Di Amerika Serikat dan Eropa barat, ada tendensi sebagian user men-disable akun
Facebook milik mereka dengan alasan privasi. Mereka kembali ke media
konvensional seperti email dan blog, dengan alasan untuk keintiman
dengan keluarga dan teman. Kesaksian user yang mendeaktivasi akun
Facebook mereka dapat ditemukan di majalah IT online terbitan AS atau
Eropa Barat.
Selama di Eropa, saya sendiri beberapa kali mencoba 'add friend'
teman baru di Facebook, namun kalau tidak kenal sama sekali biasanya
ditolak dengan pertanyaan sopan, 'apakah saya mengenal Anda?'. Hal ini
menunjukkan bahwa mereka tidak tertarik untuk mencari teman baru di
dunia maya.
Lebih menariknya lagi, belum tentu kenal di dunia
nyata akan diterima jadi teman di Facebook. Ada beberapa kasus, dimana
mereka hanya membuka akun Facebook untuk teman dekat saja. Teman baru
tidak akan diterima masuk ke dalam lingkaran pertemanan tersebut. Oleh
karena itu, tidak mengherankan jika Facebook Friend mereka juga sangat terbatas jumlahnya.
Walaupun
tentu ada pengecualian di sana sini, namun jelas bahwa secara umum,
definisi privasi ala barat; social media adalah kepanjangan dunia nyata
dan keduanya berhubungan secara sinkron. Artinya, persahabatan yang
sangat terbatas di dunia nyata harus secara tegas direfleksikan pada
jumlah teman yang terbatas pula di dunia maya.
Main Game, Pedagang, dan Selebriti Adalah Pengecualian
Namun
dalam kasus Facebook ada pengecualian juga. Di Amerika Utara dan Eropa
barat, game Facebook seperti Ninja Saga sangat populer. Dalam konteks
ini, memang ada akun dari 'Western Hemisphere' yang diciptakan untuk
bermain dan mempopulerkan game di socmed. Namun dalam game, kita tetap
bisa tampil secara anonim sehingga masalah privasi bukanlah problem pada
game itu sendiri.
Tentu saja selebriti dan pedagang juga dapat
pengecualian dari urusan ini. Ada beberapa kecenderungan, dimana
beberapa selebriti membuka akun pribadi dulu dengan meng-add friend sebanyak mungkin. Kemudian mereka akan membuat Fans Page sendiri.
Timur Adalah Kolektivisme
Tidak
jauh berbeda dengan Twitter, terkadang kita juga bisa menemui akun
anonim di Facebook. Sering ada permintaan untuk mengungkap identitas
asli dari akun anonim atau akun yang tidak jelas identitasnya.
Adapun
tidak semua berpendapat demikian. Masih banyak yang tidak ambil pusing
atau enggan peduli dengan identitas asli dari akun anonim. Lebih
tertarik mengetahui identitas asli dari akun tersebut dan tidak tertarik
menggali lebih jauh validitas dari 'information content'. Namun tetap masih ada orang-orang kritis yang mencoba melakukan verifikasi lebih jauh.

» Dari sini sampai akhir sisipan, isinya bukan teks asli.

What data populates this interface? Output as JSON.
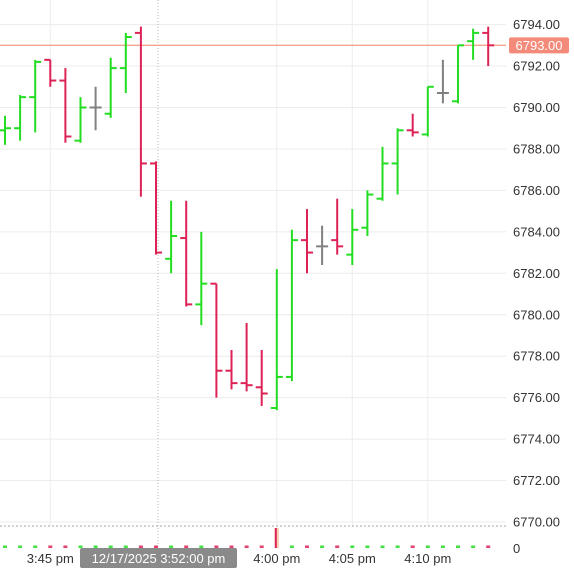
{
  "chart_data": {
    "type": "ohlc",
    "title": "",
    "xlabel": "",
    "ylabel": "",
    "ylim": [
      6769.0,
      6795.0
    ],
    "y_ticks": [
      6770.0,
      6772.0,
      6774.0,
      6776.0,
      6778.0,
      6780.0,
      6782.0,
      6784.0,
      6786.0,
      6788.0,
      6790.0,
      6792.0,
      6794.0
    ],
    "y_tick_labels": [
      "6770.00",
      "6772.00",
      "6774.00",
      "6776.00",
      "6778.00",
      "6780.00",
      "6782.00",
      "6784.00",
      "6786.00",
      "6788.00",
      "6790.00",
      "6792.00",
      "6794.00"
    ],
    "x_range": [
      "3:42 pm",
      "4:13 pm"
    ],
    "x_tick_labels": [
      {
        "x": "3:45 pm",
        "label": "3:45 pm"
      },
      {
        "x": "4:00 pm",
        "label": "4:00 pm"
      },
      {
        "x": "4:05 pm",
        "label": "4:05 pm"
      },
      {
        "x": "4:10 pm",
        "label": "4:10 pm"
      }
    ],
    "crosshair_time_label": "12/17/2025 3:52:00 pm",
    "last_price": 6793.0,
    "last_price_label": "6793.00",
    "volume_axis_label": "0",
    "colors": {
      "up": "#22dd22",
      "down": "#dd2255",
      "flat": "#808080",
      "last_price_line": "#f4a48c",
      "last_price_tag": "#f48a7a",
      "crosshair_badge": "#8a8a8a",
      "grid": "#ececec"
    },
    "bars": [
      {
        "t": "3:42 pm",
        "o": 6788.9,
        "h": 6789.6,
        "l": 6788.2,
        "c": 6789.0
      },
      {
        "t": "3:43 pm",
        "o": 6789.0,
        "h": 6790.6,
        "l": 6788.4,
        "c": 6790.5
      },
      {
        "t": "3:44 pm",
        "o": 6790.5,
        "h": 6792.3,
        "l": 6788.8,
        "c": 6792.2
      },
      {
        "t": "3:45 pm",
        "o": 6792.3,
        "h": 6792.3,
        "l": 6791.0,
        "c": 6791.3
      },
      {
        "t": "3:46 pm",
        "o": 6791.3,
        "h": 6791.9,
        "l": 6788.3,
        "c": 6788.6
      },
      {
        "t": "3:47 pm",
        "o": 6788.4,
        "h": 6790.5,
        "l": 6788.3,
        "c": 6790.0
      },
      {
        "t": "3:48 pm",
        "o": 6790.0,
        "h": 6791.0,
        "l": 6788.9,
        "c": 6790.0
      },
      {
        "t": "3:49 pm",
        "o": 6789.7,
        "h": 6792.4,
        "l": 6789.5,
        "c": 6791.9
      },
      {
        "t": "3:50 pm",
        "o": 6791.9,
        "h": 6793.6,
        "l": 6790.7,
        "c": 6793.4
      },
      {
        "t": "3:51 pm",
        "o": 6793.6,
        "h": 6793.9,
        "l": 6785.7,
        "c": 6787.3
      },
      {
        "t": "3:52 pm",
        "o": 6787.3,
        "h": 6787.4,
        "l": 6782.9,
        "c": 6783.0
      },
      {
        "t": "3:53 pm",
        "o": 6782.7,
        "h": 6785.5,
        "l": 6782.0,
        "c": 6783.8
      },
      {
        "t": "3:54 pm",
        "o": 6783.7,
        "h": 6785.5,
        "l": 6780.4,
        "c": 6780.5
      },
      {
        "t": "3:55 pm",
        "o": 6780.5,
        "h": 6784.0,
        "l": 6779.5,
        "c": 6781.5
      },
      {
        "t": "3:56 pm",
        "o": 6781.5,
        "h": 6781.5,
        "l": 6776.0,
        "c": 6777.3
      },
      {
        "t": "3:57 pm",
        "o": 6777.3,
        "h": 6778.3,
        "l": 6776.4,
        "c": 6776.7
      },
      {
        "t": "3:58 pm",
        "o": 6776.7,
        "h": 6779.6,
        "l": 6776.3,
        "c": 6776.6
      },
      {
        "t": "3:59 pm",
        "o": 6776.5,
        "h": 6778.3,
        "l": 6775.6,
        "c": 6776.2
      },
      {
        "t": "4:00 pm",
        "o": 6775.5,
        "h": 6782.2,
        "l": 6775.4,
        "c": 6777.0
      },
      {
        "t": "4:01 pm",
        "o": 6777.0,
        "h": 6784.1,
        "l": 6776.8,
        "c": 6783.6
      },
      {
        "t": "4:02 pm",
        "o": 6783.6,
        "h": 6785.1,
        "l": 6782.0,
        "c": 6783.0
      },
      {
        "t": "4:03 pm",
        "o": 6783.3,
        "h": 6784.3,
        "l": 6782.4,
        "c": 6783.3
      },
      {
        "t": "4:04 pm",
        "o": 6783.6,
        "h": 6785.6,
        "l": 6782.9,
        "c": 6783.3
      },
      {
        "t": "4:05 pm",
        "o": 6782.9,
        "h": 6785.1,
        "l": 6782.4,
        "c": 6784.1
      },
      {
        "t": "4:06 pm",
        "o": 6784.2,
        "h": 6786.0,
        "l": 6783.8,
        "c": 6785.8
      },
      {
        "t": "4:07 pm",
        "o": 6785.6,
        "h": 6788.1,
        "l": 6785.5,
        "c": 6787.3
      },
      {
        "t": "4:08 pm",
        "o": 6787.3,
        "h": 6789.0,
        "l": 6785.8,
        "c": 6788.9
      },
      {
        "t": "4:09 pm",
        "o": 6788.9,
        "h": 6789.7,
        "l": 6788.6,
        "c": 6788.8
      },
      {
        "t": "4:10 pm",
        "o": 6788.7,
        "h": 6791.0,
        "l": 6788.6,
        "c": 6791.0
      },
      {
        "t": "4:11 pm",
        "o": 6790.7,
        "h": 6792.3,
        "l": 6790.2,
        "c": 6790.7
      },
      {
        "t": "4:12 pm",
        "o": 6790.3,
        "h": 6793.0,
        "l": 6790.2,
        "c": 6793.0
      },
      {
        "t": "4:13 pm",
        "o": 6793.2,
        "h": 6793.8,
        "l": 6792.3,
        "c": 6793.6
      },
      {
        "t": "4:14 pm",
        "o": 6793.6,
        "h": 6793.9,
        "l": 6792.0,
        "c": 6793.0
      }
    ]
  }
}
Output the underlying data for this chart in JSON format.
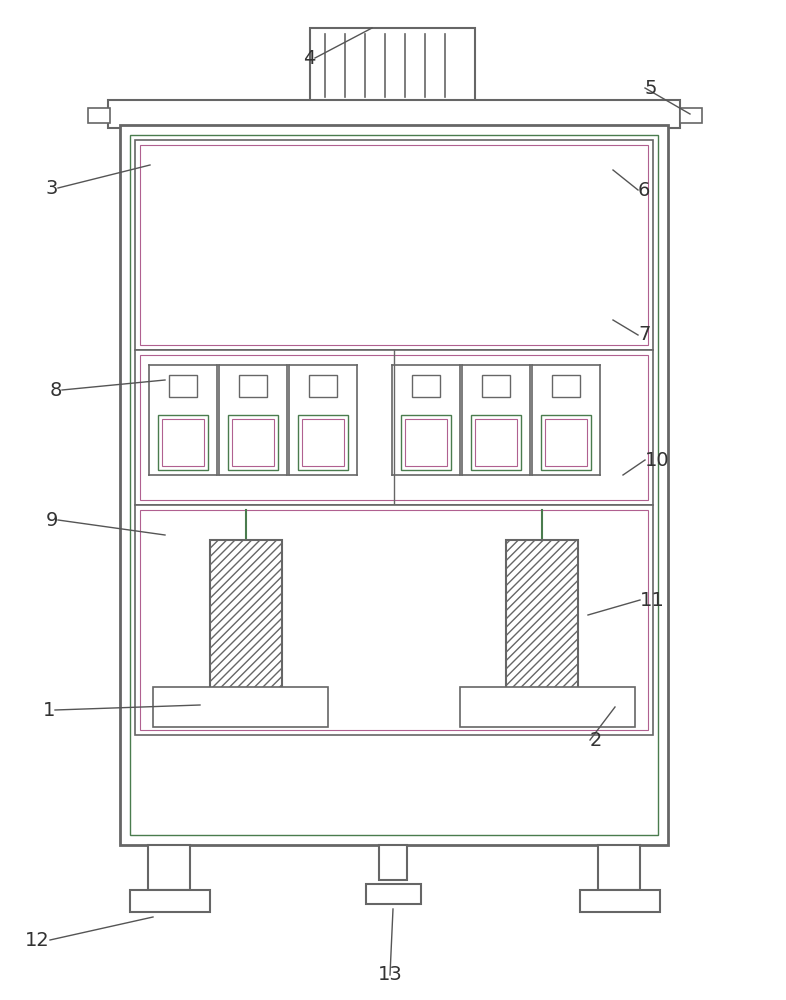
{
  "bg_color": "#ffffff",
  "line_color": "#666666",
  "green_color": "#4a7c4e",
  "pink_color": "#b06090",
  "label_color": "#333333",
  "ann_color": "#555555",
  "label_fontsize": 14,
  "ann_lw": 1.0
}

Sesuai dengan falsafah 'mangan ora mangan sing penting ngumpul', maka kita memang sengaja mengumpulkan banyak 'friends' dan karena ingin mencari teman baru. Tidak masalah jika teman tersebut tidak kita kenal sebelumnya, toh keakraban tetap bisa terjalin dengan kopi darat untuk menindaklanjuti percakapan di dunia maya.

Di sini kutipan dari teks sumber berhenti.